D. Say: İlhamımı tamamen gündelik hayatımda şu ya da bu şekilde karşıma çıkan atık malzemelerden alıyorum. Onları gördüğüm an “Yeni bir hayata yelken açmaya ne dersin? Önce sanatsal bir kompozisyonun içinde yerini bulacaksın, sonra kat kat boyayla harmanlanacaksın, renk, şekil, doku gibi resmin temel elemanlarıyla uyum içinde olman için defalarca izleneceksin, değişeceksin, ve nihayetinde eserin parçası olarak bir sanatseverin duvarında yerini alacaksın” demek geliyor içimden. Bunu bana hissettiren objeyle yola çıkıyorum. Bu tarz atıkların dışında doğadan da fazlasıyla ilham alıyorum. Kendi topladığım ağaç kabukları, dallar, yosunlar da pek çok resmimde yerlerini buldular.
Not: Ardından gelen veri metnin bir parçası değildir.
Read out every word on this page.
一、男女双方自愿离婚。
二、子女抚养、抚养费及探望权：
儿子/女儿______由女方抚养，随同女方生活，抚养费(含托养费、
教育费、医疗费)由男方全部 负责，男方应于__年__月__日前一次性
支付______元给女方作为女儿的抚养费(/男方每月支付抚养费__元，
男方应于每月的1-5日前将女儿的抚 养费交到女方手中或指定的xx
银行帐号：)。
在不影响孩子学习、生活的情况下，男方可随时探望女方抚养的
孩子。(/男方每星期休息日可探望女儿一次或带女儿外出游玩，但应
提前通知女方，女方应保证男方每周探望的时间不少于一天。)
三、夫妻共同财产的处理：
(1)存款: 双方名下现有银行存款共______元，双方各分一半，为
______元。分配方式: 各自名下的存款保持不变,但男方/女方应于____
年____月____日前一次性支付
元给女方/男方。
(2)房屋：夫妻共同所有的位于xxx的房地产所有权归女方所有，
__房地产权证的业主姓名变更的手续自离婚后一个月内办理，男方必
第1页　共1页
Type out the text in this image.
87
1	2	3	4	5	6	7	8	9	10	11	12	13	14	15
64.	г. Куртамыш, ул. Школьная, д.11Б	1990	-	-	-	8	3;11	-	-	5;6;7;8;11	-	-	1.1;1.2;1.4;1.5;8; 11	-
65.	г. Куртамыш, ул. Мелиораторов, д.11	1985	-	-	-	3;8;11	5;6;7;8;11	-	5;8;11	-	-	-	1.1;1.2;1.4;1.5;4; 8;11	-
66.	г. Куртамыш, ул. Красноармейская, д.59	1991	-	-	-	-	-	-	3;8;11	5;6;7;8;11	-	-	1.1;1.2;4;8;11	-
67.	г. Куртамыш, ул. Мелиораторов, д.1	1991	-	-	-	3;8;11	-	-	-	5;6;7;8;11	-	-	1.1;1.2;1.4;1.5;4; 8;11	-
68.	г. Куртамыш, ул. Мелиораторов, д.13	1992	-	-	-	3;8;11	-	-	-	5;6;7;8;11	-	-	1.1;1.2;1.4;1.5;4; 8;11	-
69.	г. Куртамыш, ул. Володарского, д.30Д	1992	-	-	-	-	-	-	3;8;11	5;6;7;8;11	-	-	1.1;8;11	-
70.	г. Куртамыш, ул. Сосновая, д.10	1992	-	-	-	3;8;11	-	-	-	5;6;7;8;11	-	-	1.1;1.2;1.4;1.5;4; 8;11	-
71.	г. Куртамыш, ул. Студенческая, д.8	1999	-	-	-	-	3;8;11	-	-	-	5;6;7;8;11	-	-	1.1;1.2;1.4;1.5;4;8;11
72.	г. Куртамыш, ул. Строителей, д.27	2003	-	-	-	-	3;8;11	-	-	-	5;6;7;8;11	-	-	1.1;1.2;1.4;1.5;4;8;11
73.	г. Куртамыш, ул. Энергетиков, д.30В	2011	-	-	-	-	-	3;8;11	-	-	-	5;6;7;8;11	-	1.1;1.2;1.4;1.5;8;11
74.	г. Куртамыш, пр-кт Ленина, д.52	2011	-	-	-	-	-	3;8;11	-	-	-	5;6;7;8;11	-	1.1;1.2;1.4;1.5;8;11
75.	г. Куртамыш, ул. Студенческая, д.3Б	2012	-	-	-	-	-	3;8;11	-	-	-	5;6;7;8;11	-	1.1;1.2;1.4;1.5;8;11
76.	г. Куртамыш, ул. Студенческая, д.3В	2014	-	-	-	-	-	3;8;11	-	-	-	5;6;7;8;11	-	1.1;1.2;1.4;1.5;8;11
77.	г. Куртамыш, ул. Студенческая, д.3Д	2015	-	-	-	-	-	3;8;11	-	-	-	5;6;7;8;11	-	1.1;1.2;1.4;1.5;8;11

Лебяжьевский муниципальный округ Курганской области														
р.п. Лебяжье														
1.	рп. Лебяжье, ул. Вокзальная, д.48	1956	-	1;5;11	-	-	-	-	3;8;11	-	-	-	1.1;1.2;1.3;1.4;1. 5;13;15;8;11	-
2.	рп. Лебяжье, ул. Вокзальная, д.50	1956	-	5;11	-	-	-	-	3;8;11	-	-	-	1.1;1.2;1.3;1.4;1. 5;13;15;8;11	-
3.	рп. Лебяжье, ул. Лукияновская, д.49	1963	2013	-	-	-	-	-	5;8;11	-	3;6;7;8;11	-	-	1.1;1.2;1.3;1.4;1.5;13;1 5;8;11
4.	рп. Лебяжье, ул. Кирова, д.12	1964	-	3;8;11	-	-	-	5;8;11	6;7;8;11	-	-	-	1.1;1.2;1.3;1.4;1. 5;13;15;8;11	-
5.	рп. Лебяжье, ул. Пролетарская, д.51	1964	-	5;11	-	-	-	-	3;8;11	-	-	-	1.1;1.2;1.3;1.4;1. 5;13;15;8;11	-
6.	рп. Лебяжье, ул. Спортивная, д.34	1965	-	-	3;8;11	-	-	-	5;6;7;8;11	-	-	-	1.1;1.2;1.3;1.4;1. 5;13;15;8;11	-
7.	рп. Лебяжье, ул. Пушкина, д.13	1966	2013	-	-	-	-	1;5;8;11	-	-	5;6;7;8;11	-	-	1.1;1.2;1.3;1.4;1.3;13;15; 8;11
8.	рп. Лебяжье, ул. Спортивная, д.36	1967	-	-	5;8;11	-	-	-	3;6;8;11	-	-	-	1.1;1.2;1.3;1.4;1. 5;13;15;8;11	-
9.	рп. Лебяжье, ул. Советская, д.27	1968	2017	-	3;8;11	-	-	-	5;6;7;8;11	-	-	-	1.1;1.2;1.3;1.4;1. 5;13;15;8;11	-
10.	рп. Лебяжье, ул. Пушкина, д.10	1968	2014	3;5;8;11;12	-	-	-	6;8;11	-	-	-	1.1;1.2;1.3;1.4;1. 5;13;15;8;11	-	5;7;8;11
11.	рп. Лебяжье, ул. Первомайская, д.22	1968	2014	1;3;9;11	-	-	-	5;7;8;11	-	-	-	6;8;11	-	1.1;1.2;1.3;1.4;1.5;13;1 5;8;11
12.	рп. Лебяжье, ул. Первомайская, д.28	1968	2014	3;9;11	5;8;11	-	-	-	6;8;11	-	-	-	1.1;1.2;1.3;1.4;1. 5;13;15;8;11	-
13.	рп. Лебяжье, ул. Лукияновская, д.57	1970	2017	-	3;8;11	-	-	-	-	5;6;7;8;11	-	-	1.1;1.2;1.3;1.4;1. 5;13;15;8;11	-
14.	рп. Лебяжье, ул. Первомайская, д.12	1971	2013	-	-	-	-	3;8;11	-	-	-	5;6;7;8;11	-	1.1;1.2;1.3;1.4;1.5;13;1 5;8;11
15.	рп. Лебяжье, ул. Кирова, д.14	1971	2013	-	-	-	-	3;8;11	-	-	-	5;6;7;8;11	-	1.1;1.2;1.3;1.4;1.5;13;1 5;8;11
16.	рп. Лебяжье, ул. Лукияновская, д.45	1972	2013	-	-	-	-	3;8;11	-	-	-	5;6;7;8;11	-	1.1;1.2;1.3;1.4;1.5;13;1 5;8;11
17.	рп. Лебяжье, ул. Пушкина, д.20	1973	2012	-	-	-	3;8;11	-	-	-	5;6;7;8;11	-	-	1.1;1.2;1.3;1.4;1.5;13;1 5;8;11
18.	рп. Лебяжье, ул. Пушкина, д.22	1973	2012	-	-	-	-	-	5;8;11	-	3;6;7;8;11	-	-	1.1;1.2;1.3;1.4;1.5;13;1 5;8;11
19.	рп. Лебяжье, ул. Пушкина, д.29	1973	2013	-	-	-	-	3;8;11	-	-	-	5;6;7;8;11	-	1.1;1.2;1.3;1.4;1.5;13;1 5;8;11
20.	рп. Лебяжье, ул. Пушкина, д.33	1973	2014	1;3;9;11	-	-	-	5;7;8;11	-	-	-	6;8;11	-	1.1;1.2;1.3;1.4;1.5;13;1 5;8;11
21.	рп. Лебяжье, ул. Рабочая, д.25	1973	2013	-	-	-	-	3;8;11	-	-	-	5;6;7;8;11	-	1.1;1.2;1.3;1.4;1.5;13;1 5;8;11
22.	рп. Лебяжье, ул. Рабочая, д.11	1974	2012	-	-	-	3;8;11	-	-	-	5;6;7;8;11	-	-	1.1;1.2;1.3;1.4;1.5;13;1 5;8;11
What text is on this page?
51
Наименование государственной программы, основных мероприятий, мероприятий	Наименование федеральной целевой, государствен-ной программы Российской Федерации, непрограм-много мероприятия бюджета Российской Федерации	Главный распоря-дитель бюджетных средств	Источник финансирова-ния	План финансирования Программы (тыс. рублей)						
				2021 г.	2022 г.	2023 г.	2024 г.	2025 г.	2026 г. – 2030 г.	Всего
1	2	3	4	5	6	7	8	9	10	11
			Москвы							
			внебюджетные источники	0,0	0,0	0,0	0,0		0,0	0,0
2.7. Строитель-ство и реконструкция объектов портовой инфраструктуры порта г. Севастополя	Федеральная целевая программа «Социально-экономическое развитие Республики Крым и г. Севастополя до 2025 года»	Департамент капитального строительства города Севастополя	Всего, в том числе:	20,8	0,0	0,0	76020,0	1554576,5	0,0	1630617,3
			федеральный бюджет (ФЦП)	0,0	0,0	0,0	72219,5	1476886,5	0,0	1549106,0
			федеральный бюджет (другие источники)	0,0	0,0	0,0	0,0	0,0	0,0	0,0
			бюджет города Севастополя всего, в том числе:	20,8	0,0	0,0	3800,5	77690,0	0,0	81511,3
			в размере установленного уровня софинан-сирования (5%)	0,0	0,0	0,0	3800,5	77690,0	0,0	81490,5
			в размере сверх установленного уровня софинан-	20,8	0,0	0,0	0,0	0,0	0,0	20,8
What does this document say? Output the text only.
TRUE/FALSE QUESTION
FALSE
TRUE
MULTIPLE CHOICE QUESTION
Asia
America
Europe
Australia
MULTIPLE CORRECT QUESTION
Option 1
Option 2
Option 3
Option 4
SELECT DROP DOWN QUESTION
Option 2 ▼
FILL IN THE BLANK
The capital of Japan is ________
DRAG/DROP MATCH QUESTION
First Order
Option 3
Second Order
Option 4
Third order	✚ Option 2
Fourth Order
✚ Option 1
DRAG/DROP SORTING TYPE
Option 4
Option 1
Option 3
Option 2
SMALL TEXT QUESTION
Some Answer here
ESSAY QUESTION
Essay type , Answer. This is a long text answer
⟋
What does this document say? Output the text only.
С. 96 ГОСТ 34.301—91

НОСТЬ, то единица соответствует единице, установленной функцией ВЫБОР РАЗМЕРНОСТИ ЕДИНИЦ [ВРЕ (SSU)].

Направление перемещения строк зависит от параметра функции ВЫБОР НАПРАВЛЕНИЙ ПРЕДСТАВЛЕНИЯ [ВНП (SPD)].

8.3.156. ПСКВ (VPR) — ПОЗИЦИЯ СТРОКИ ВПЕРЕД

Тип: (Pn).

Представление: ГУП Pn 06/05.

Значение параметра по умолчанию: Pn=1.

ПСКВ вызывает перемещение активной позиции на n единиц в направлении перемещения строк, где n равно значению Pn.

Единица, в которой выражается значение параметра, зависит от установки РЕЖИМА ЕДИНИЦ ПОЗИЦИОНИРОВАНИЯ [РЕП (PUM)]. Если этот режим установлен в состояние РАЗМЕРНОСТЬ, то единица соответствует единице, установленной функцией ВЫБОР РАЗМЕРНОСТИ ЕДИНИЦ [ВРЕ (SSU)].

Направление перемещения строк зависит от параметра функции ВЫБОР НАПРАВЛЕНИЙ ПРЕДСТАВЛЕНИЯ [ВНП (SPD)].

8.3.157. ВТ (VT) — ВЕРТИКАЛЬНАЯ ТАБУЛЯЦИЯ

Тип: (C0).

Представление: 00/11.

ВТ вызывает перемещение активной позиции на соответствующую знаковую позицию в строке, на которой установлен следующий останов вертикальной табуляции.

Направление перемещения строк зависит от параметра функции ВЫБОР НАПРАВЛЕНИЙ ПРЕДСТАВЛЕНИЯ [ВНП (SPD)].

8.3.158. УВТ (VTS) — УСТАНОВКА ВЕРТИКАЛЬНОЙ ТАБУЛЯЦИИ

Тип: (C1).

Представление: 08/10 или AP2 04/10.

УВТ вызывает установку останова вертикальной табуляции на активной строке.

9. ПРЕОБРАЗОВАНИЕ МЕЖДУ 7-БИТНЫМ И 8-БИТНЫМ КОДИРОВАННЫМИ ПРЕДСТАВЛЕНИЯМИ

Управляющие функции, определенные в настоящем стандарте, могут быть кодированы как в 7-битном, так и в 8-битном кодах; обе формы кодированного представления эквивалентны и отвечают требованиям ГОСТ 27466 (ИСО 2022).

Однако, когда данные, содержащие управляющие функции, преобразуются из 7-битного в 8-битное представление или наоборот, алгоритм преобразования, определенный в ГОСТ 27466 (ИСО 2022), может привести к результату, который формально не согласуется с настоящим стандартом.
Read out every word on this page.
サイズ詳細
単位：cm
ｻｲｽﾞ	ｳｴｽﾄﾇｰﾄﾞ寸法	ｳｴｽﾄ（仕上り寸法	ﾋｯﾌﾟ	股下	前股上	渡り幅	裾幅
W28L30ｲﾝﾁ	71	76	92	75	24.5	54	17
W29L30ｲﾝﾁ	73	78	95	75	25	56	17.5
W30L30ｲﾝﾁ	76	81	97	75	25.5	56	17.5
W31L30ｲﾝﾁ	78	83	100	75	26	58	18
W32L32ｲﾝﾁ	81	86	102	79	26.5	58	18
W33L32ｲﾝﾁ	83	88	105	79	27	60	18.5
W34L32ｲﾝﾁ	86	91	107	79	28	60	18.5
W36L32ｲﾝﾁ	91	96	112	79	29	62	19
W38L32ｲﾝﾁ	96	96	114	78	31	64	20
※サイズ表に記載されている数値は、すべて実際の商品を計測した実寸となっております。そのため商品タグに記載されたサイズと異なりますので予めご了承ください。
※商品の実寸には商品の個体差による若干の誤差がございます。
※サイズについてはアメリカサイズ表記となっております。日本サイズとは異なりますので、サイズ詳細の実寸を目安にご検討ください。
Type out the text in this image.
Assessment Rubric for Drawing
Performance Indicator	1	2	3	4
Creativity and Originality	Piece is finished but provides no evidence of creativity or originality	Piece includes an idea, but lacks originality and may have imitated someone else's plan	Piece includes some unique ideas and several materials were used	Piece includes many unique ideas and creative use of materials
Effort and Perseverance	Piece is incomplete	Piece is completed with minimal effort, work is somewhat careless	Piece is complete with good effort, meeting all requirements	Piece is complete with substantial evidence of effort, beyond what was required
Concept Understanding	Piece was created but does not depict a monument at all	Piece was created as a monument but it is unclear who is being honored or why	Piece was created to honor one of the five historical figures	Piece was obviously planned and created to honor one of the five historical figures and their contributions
Resmin kurgusu ve katmanların oluşum aşaması benim için spontan ve en keyif aldığım aşama. Renkler ve formlar daha sonra işe dahil oluyorlar. Atölyem Beykoz’da. Bugüne kadar yaşadığım evleri içinde atölyem olacak şekilde tasarladım hep. Atölyeme her istediğimde ulaşabileceğimi bilmek önemli benim için. Ev-atölye çalışmam sayesinde günün ve gecenin her saati aklıma bir fikir geldiğinde heyecanla atölyeye koşabiliyorum.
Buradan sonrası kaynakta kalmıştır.